A the end it is necessary to enter a valid license key to the file /data/support/ispadmin/config/config.php. For example: KEY = 22-A8C2-12D3.

The next time you log into the web ISPadmin interface, your license will be activated.

Update to the last stable version

If you already have your installation correctly configured, run, the command line, the update to the latest version of ISPadmin. A connection to the main server, downloads of the update files and their installation will be carried out. Update usually takes a few minutes, but in some exceptional cases it might be even more than 30 minutes. In any case, wait until the message Update completed appears on the screen.

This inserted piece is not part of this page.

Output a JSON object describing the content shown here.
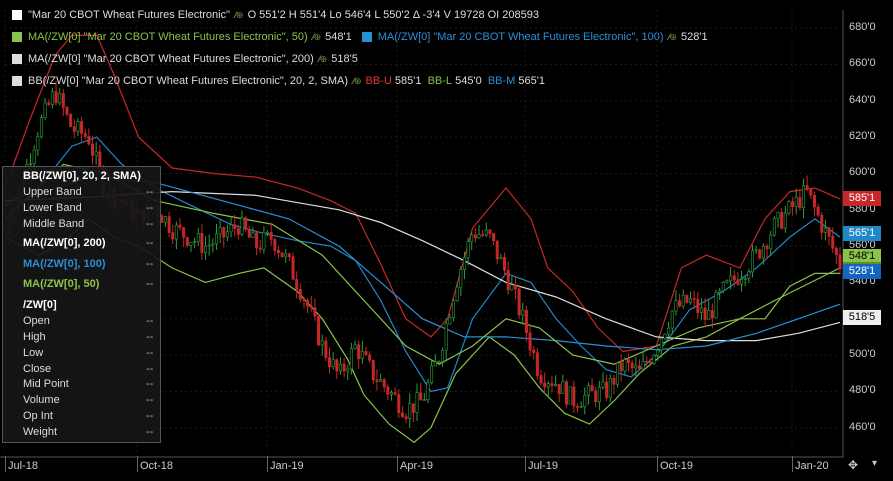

Now you will have the full version of the current ISPadmin at your disposal, with all its repairs and new features.

ispadmin_update stable

System Security

To prevent attacks on the server and its subsequent abuse, it is necessary to set firewall directly in ispadmin. If you wish to access the server remotely, you will need to define the appropriate firewall rules to permit traffic through SSH and other protocols only from strictly necessary IP addresses (networks). Do this through a web interface of the system administration in the tab Settings / Syst. settings / Security, where you will allow the SSH access only for the administrator stations or just directly for your entire network.